Why it matters: A multi-state LLC with owners in three states may need to evaluate and file PTET elections in each state under different rules and deadlines — so what? Missing a single state's election deadline (sometimes as early as March 15 of the tax year) locks out the SALT workaround for that entire year — so what? The tax savings from PTET elections can be $10,000-50,000+ for high-income pass-through owners, so a missed deadline is extremely costly — so what? The interaction between PTET deductions and other tax calculations (AMT, passive activity limitations, IRA eligibility) creates second-order effects that require sophisticated modeling — so what? Small business owners who would benefit most from the SALT workaround are the least likely to have the tax advisory resources to navigate the state-by-state complexity, effectively making this a tax benefit available only to those who can afford expensive CPAs.

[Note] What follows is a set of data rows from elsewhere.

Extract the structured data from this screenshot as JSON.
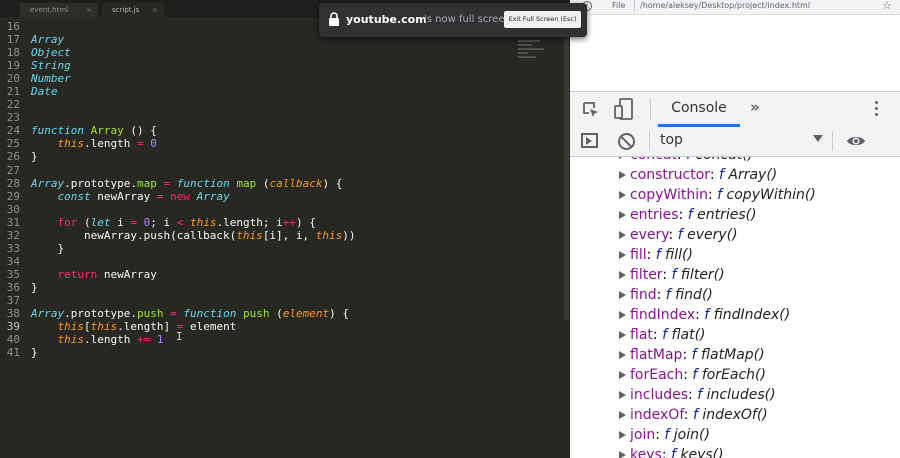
{
  "editor": {
    "tabs": [
      {
        "label": "event.html"
      },
      {
        "label": "script.js"
      }
    ],
    "lines": [
      {
        "n": "16",
        "tokens": []
      },
      {
        "n": "17",
        "tokens": [
          {
            "t": "Array",
            "c": "c-st"
          }
        ]
      },
      {
        "n": "18",
        "tokens": [
          {
            "t": "Object",
            "c": "c-st"
          }
        ]
      },
      {
        "n": "19",
        "tokens": [
          {
            "t": "String",
            "c": "c-st"
          }
        ]
      },
      {
        "n": "20",
        "tokens": [
          {
            "t": "Number",
            "c": "c-st"
          }
        ]
      },
      {
        "n": "21",
        "tokens": [
          {
            "t": "Date",
            "c": "c-st"
          }
        ]
      },
      {
        "n": "22",
        "tokens": []
      },
      {
        "n": "23",
        "tokens": []
      },
      {
        "n": "24",
        "tokens": [
          {
            "t": "function",
            "c": "c-st"
          },
          {
            "t": " "
          },
          {
            "t": "Array",
            "c": "c-fn"
          },
          {
            "t": " () {"
          }
        ]
      },
      {
        "n": "25",
        "tokens": [
          {
            "t": "    "
          },
          {
            "t": "this",
            "c": "c-th"
          },
          {
            "t": ".length "
          },
          {
            "t": "=",
            "c": "c-kw"
          },
          {
            "t": " "
          },
          {
            "t": "0",
            "c": "c-nu"
          }
        ]
      },
      {
        "n": "26",
        "tokens": [
          {
            "t": "}"
          }
        ]
      },
      {
        "n": "27",
        "tokens": []
      },
      {
        "n": "28",
        "tokens": [
          {
            "t": "Array",
            "c": "c-st"
          },
          {
            "t": ".prototype."
          },
          {
            "t": "map",
            "c": "c-fn"
          },
          {
            "t": " "
          },
          {
            "t": "=",
            "c": "c-kw"
          },
          {
            "t": " "
          },
          {
            "t": "function",
            "c": "c-st"
          },
          {
            "t": " "
          },
          {
            "t": "map",
            "c": "c-fn"
          },
          {
            "t": " ("
          },
          {
            "t": "callback",
            "c": "c-ar"
          },
          {
            "t": ") {"
          }
        ]
      },
      {
        "n": "29",
        "tokens": [
          {
            "t": "    "
          },
          {
            "t": "const",
            "c": "c-st"
          },
          {
            "t": " newArray "
          },
          {
            "t": "=",
            "c": "c-kw"
          },
          {
            "t": " "
          },
          {
            "t": "new",
            "c": "c-kw"
          },
          {
            "t": " "
          },
          {
            "t": "Array",
            "c": "c-st"
          }
        ]
      },
      {
        "n": "30",
        "tokens": []
      },
      {
        "n": "31",
        "tokens": [
          {
            "t": "    "
          },
          {
            "t": "for",
            "c": "c-kw"
          },
          {
            "t": " ("
          },
          {
            "t": "let",
            "c": "c-st"
          },
          {
            "t": " i "
          },
          {
            "t": "=",
            "c": "c-kw"
          },
          {
            "t": " "
          },
          {
            "t": "0",
            "c": "c-nu"
          },
          {
            "t": "; i "
          },
          {
            "t": "<",
            "c": "c-kw"
          },
          {
            "t": " "
          },
          {
            "t": "this",
            "c": "c-th"
          },
          {
            "t": ".length; i"
          },
          {
            "t": "++",
            "c": "c-kw"
          },
          {
            "t": ") {"
          }
        ]
      },
      {
        "n": "32",
        "tokens": [
          {
            "t": "        newArray.push(callback("
          },
          {
            "t": "this",
            "c": "c-th"
          },
          {
            "t": "[i], i, "
          },
          {
            "t": "this",
            "c": "c-th"
          },
          {
            "t": "))"
          }
        ]
      },
      {
        "n": "33",
        "tokens": [
          {
            "t": "    }"
          }
        ]
      },
      {
        "n": "34",
        "tokens": []
      },
      {
        "n": "35",
        "tokens": [
          {
            "t": "    "
          },
          {
            "t": "return",
            "c": "c-kw"
          },
          {
            "t": " newArray"
          }
        ]
      },
      {
        "n": "36",
        "tokens": [
          {
            "t": "}"
          }
        ]
      },
      {
        "n": "37",
        "tokens": []
      },
      {
        "n": "38",
        "tokens": [
          {
            "t": "Array",
            "c": "c-st"
          },
          {
            "t": ".prototype."
          },
          {
            "t": "push",
            "c": "c-fn"
          },
          {
            "t": " "
          },
          {
            "t": "=",
            "c": "c-kw"
          },
          {
            "t": " "
          },
          {
            "t": "function",
            "c": "c-st"
          },
          {
            "t": " "
          },
          {
            "t": "push",
            "c": "c-fn"
          },
          {
            "t": " ("
          },
          {
            "t": "element",
            "c": "c-ar"
          },
          {
            "t": ") {"
          }
        ]
      },
      {
        "n": "39",
        "tokens": [
          {
            "t": "    "
          },
          {
            "t": "this",
            "c": "c-th"
          },
          {
            "t": "["
          },
          {
            "t": "this",
            "c": "c-th"
          },
          {
            "t": ".length] "
          },
          {
            "t": "=",
            "c": "c-kw"
          },
          {
            "t": " element"
          }
        ]
      },
      {
        "n": "40",
        "tokens": [
          {
            "t": "    "
          },
          {
            "t": "this",
            "c": "c-th"
          },
          {
            "t": ".length "
          },
          {
            "t": "+=",
            "c": "c-kw"
          },
          {
            "t": " "
          },
          {
            "t": "1",
            "c": "c-nu"
          }
        ]
      },
      {
        "n": "41",
        "tokens": [
          {
            "t": "}"
          }
        ]
      }
    ],
    "cursor_glyph": "I"
  },
  "notification": {
    "domain": "youtube.com",
    "message": "is now full screen",
    "button": "Exit Full Screen (Esc)"
  },
  "browser": {
    "scheme": "File",
    "path": "/home/aleksey/Desktop/project/index.html",
    "star": "☆"
  },
  "devtools": {
    "active_tab": "Console",
    "more_tabs": "»",
    "context": "top",
    "rows": [
      {
        "key": "concat",
        "sep": ": ",
        "f": "f",
        "val": "concat()"
      },
      {
        "key": "constructor",
        "sep": ": ",
        "f": "f",
        "val": "Array()"
      },
      {
        "key": "copyWithin",
        "sep": ": ",
        "f": "f",
        "val": "copyWithin()"
      },
      {
        "key": "entries",
        "sep": ": ",
        "f": "f",
        "val": "entries()"
      },
      {
        "key": "every",
        "sep": ": ",
        "f": "f",
        "val": "every()"
      },
      {
        "key": "fill",
        "sep": ": ",
        "f": "f",
        "val": "fill()"
      },
      {
        "key": "filter",
        "sep": ": ",
        "f": "f",
        "val": "filter()"
      },
      {
        "key": "find",
        "sep": ": ",
        "f": "f",
        "val": "find()"
      },
      {
        "key": "findIndex",
        "sep": ": ",
        "f": "f",
        "val": "findIndex()"
      },
      {
        "key": "flat",
        "sep": ": ",
        "f": "f",
        "val": "flat()"
      },
      {
        "key": "flatMap",
        "sep": ": ",
        "f": "f",
        "val": "flatMap()"
      },
      {
        "key": "forEach",
        "sep": ": ",
        "f": "f",
        "val": "forEach()"
      },
      {
        "key": "includes",
        "sep": ": ",
        "f": "f",
        "val": "includes()"
      },
      {
        "key": "indexOf",
        "sep": ": ",
        "f": "f",
        "val": "indexOf()"
      },
      {
        "key": "join",
        "sep": ": ",
        "f": "f",
        "val": "join()"
      },
      {
        "key": "keys",
        "sep": ": ",
        "f": "f",
        "val": "keys()"
      }
    ]
  }
}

Structural root cause: The SALT deduction cap ($10,000, raised to $40,000 by OBBBA in 2025) was enacted at the federal level, but the workaround operates through state-level elections with no federal standardization. Each state designed its PTET regime independently, optimizing for its own revenue and political considerations rather than taxpayer simplicity. The IRS blessed the general concept (Notice 2020-75) without imposing any uniformity requirements.
Evidence
EisnerAmper's 2025 update documents significant state-by-state variations in PTET regimes, including election timing, payment requirements, and credit mechanics. The One Big Beautiful Bill Act raised the SALT cap to $40,000 but did not restrict PTET deductions, confirming their continued viability (Green Trader Tax analysis). J.P. Morgan Private Bank noted that PTET benefits extend beyond SALT by reducing AGI for purposes of other phase-outs. California SB 132 extended and modified California's PTET rules, demonstrating ongoing state-level changes that require annual monitoring.